Phase III - Identifying Interviewees (“witness”) & Initial Non-Taped Pre-Interview

Students will find and secure a witness by building a relationship prior to the formal taped interview. Working in small research teams, students conduct an initial non-taped interview with their assigned subject, lasting approximately 1-1/2 hours. Basic personal data is recorded which then guides both their follow-up research as well as the final taped interview. This initial interview also helps establish a personal rapport between the students and the subject, a critical component helping both parties feel comfortable resulting in a more successful and informative taped interview. A general release form is presented to the witness at this time granting the school the right to publish the subject's story on the Internet.

Phase IV - Research and Preparation

Students conduct independent research specific to the history and personal story of their witness. The goal during this phase is to build a strong background of knowledge to both facilitate good questioning as well as to help students attend and understand their subject's story. A variety of sources are used under the guidance of the teachers, the school librarians, and other experts identified to support student researchers.

Phase V - Taped Interview

Each interview team travels to the subject's home (or other arranged location), accompanied by the teachers, and conducts a taped interview lasting approximately 2 hours. Filming equipment is simple, with a camera on a tripod, an extra fill-light, and microphones.

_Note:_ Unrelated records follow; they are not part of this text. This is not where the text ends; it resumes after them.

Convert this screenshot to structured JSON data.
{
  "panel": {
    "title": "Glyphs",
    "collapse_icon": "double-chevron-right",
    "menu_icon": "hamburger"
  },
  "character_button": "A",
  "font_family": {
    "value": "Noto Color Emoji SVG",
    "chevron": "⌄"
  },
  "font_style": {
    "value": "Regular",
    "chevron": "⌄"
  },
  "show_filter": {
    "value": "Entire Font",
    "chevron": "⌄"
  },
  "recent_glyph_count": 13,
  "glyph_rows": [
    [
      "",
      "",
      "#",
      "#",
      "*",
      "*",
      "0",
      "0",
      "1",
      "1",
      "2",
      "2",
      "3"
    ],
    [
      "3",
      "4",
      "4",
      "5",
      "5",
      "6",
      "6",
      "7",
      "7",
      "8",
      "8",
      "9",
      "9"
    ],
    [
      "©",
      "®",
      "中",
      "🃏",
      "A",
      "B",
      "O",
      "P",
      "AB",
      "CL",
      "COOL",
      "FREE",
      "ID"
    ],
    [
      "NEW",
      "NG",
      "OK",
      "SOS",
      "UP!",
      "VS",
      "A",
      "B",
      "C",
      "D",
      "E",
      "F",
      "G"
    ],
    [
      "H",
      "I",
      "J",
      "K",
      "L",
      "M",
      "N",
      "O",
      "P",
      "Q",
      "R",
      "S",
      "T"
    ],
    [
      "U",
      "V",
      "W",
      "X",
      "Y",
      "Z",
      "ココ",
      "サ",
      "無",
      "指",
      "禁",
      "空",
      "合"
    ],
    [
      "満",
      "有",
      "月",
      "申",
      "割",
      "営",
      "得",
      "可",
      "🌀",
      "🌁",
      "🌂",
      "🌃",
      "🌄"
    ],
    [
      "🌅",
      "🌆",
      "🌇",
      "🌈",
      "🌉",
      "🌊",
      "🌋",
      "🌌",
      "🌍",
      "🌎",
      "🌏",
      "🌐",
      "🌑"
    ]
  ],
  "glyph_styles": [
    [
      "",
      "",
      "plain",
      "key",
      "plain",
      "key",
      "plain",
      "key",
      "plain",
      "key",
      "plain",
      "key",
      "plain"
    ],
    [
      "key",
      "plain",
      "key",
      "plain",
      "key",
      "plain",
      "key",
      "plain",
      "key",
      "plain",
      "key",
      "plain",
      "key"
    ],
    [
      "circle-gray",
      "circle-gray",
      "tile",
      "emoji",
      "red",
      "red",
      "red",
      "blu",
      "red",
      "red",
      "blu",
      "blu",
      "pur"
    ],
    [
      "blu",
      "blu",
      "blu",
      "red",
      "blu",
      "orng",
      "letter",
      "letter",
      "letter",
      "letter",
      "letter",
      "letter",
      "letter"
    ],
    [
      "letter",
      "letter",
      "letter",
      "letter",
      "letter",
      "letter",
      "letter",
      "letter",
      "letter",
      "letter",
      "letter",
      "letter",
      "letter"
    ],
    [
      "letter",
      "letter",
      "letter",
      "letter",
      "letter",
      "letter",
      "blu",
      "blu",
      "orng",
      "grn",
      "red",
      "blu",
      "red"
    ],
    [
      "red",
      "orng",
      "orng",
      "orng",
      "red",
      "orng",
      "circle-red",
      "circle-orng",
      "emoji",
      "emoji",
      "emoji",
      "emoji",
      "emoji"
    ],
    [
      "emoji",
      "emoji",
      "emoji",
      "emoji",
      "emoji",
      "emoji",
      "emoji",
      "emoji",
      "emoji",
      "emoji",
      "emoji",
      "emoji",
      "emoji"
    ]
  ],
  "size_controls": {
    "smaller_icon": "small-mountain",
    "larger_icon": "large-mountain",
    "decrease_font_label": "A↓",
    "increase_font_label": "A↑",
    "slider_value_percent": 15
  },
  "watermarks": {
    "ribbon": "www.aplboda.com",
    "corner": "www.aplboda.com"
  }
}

Phase Vb - Second "Follow-up" Interview

During the second year of the project, a new team of students may conduct a second round of taped interviews with the same subjects as during the previous year. Each new student team studies the work of the previous year's students including all notes, the initial Pre-Interview, and most importantly, the text and movies from the previous year. They also conduct further background research. These "Follow-up" interviews build upon the testimonies from the previous year, resulting in a much more complete oral history.

Phase VI - Editing and Production

Students spend the final few weeks completing their project with the goal of creating a series of Internet Web pages containing primary source documentation of their subject's story. Each project is composed of paired transcription and movie files. Viewers on the final website are able to read, watch and listen to the complete set of interview answers. Students may also enhance their project with hypertext links to other relevant historical information as it appears within their subject's story.